Caerphilly began to provide a source of income when marketed at the fairs during the early nineteenth century. Demand quickly exceeded supply so a cheese market was established including cheesemakers from Vale of Glamorgan to Chepstow. At the height of production, 2½ tons of Caerphilly was sold each week. It was common to see the flat round cheeses, each weighing from five to ten pounds, being unloaded from horse drawn carts and wagons, and stacked in an open building on the Twyn.

Denhay Farms
Denhay Farms is based in the mild climate of the Marshwood Vale, in the United Kingdom.
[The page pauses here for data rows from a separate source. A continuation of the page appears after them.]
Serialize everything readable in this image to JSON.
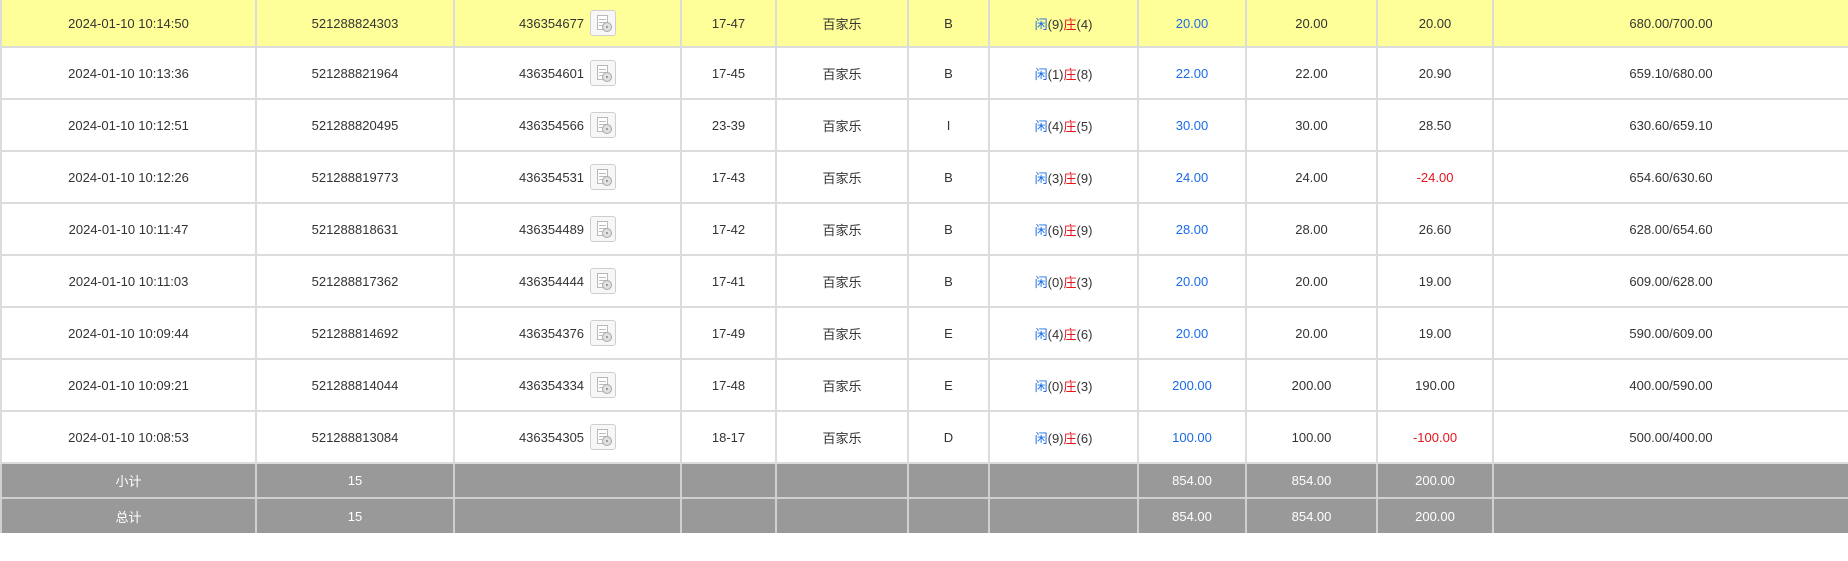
{
  "colors": {
    "highlight_row": "#ffff99",
    "summary_row": "#999999",
    "player": "#1a6be8",
    "banker": "#e6141e",
    "negative": "#e6141e"
  },
  "icons": {
    "record": "replay-record-icon"
  },
  "rows": [
    {
      "time": "2024-01-10 10:14:50",
      "order_no": "521288824303",
      "round_no": "436354677",
      "table": "17-47",
      "game": "百家乐",
      "type": "B",
      "player_label": "闲",
      "player_point": "(9)",
      "banker_label": "庄",
      "banker_point": "(4)",
      "bet": "20.00",
      "valid_bet": "20.00",
      "payout": "20.00",
      "balance": "680.00/700.00"
    },
    {
      "time": "2024-01-10 10:13:36",
      "order_no": "521288821964",
      "round_no": "436354601",
      "table": "17-45",
      "game": "百家乐",
      "type": "B",
      "player_label": "闲",
      "player_point": "(1)",
      "banker_label": "庄",
      "banker_point": "(8)",
      "bet": "22.00",
      "valid_bet": "22.00",
      "payout": "20.90",
      "balance": "659.10/680.00"
    },
    {
      "time": "2024-01-10 10:12:51",
      "order_no": "521288820495",
      "round_no": "436354566",
      "table": "23-39",
      "game": "百家乐",
      "type": "I",
      "player_label": "闲",
      "player_point": "(4)",
      "banker_label": "庄",
      "banker_point": "(5)",
      "bet": "30.00",
      "valid_bet": "30.00",
      "payout": "28.50",
      "balance": "630.60/659.10"
    },
    {
      "time": "2024-01-10 10:12:26",
      "order_no": "521288819773",
      "round_no": "436354531",
      "table": "17-43",
      "game": "百家乐",
      "type": "B",
      "player_label": "闲",
      "player_point": "(3)",
      "banker_label": "庄",
      "banker_point": "(9)",
      "bet": "24.00",
      "valid_bet": "24.00",
      "payout": "-24.00",
      "balance": "654.60/630.60"
    },
    {
      "time": "2024-01-10 10:11:47",
      "order_no": "521288818631",
      "round_no": "436354489",
      "table": "17-42",
      "game": "百家乐",
      "type": "B",
      "player_label": "闲",
      "player_point": "(6)",
      "banker_label": "庄",
      "banker_point": "(9)",
      "bet": "28.00",
      "valid_bet": "28.00",
      "payout": "26.60",
      "balance": "628.00/654.60"
    },
    {
      "time": "2024-01-10 10:11:03",
      "order_no": "521288817362",
      "round_no": "436354444",
      "table": "17-41",
      "game": "百家乐",
      "type": "B",
      "player_label": "闲",
      "player_point": "(0)",
      "banker_label": "庄",
      "banker_point": "(3)",
      "bet": "20.00",
      "valid_bet": "20.00",
      "payout": "19.00",
      "balance": "609.00/628.00"
    },
    {
      "time": "2024-01-10 10:09:44",
      "order_no": "521288814692",
      "round_no": "436354376",
      "table": "17-49",
      "game": "百家乐",
      "type": "E",
      "player_label": "闲",
      "player_point": "(4)",
      "banker_label": "庄",
      "banker_point": "(6)",
      "bet": "20.00",
      "valid_bet": "20.00",
      "payout": "19.00",
      "balance": "590.00/609.00"
    },
    {
      "time": "2024-01-10 10:09:21",
      "order_no": "521288814044",
      "round_no": "436354334",
      "table": "17-48",
      "game": "百家乐",
      "type": "E",
      "player_label": "闲",
      "player_point": "(0)",
      "banker_label": "庄",
      "banker_point": "(3)",
      "bet": "200.00",
      "valid_bet": "200.00",
      "payout": "190.00",
      "balance": "400.00/590.00"
    },
    {
      "time": "2024-01-10 10:08:53",
      "order_no": "521288813084",
      "round_no": "436354305",
      "table": "18-17",
      "game": "百家乐",
      "type": "D",
      "player_label": "闲",
      "player_point": "(9)",
      "banker_label": "庄",
      "banker_point": "(6)",
      "bet": "100.00",
      "valid_bet": "100.00",
      "payout": "-100.00",
      "balance": "500.00/400.00"
    }
  ],
  "summary": {
    "subtotal": {
      "label": "小计",
      "count": "15",
      "bet": "854.00",
      "valid_bet": "854.00",
      "payout": "200.00"
    },
    "total": {
      "label": "总计",
      "count": "15",
      "bet": "854.00",
      "valid_bet": "854.00",
      "payout": "200.00"
    }
  }
}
According to the website, The Farms are “three miles from the sea immediately inland from Lyme Bay. Ranging from 200 ft. to 750 ft. above sea level, our Farm has an average rainfall of 36 inches and soil that is heavy clay. These are ideal grass growing conditions. We also grow maize, a high-energy cow food, for feeding to our herds in the winter when the cows are house. There are 5 herds of cows and we use only their milk to make our cheeses. We are passionate about the quality and consistency of our products and this quality has been recognized with all the UK’s top food awards. It’s our ambition to work with our customers to ensure that we meet or even exceed their expectations of taste, flavor, texture and presentation.”

Tasting Notes

This young cheese has an ivory white rind with a pale colored paste and semi-firm texture. It’s a moist, crumbly cheese, and its flavor is usually described as salty buttermilk, slightly sour, but buttery. The nose is a little sour, but not at all overpowering. This gentle cheese is one that you could probably guess if you were blindfolded with its tang to the taste and smell. Left to mature in moist cellars, the whitish moulds become thicker and more leathery. The cheese will be more rounded and creamier, and of course, the taste changes. Caerphilly’s flavor is brought out when paired with dry white wines, and served alone, or with bread and fruit.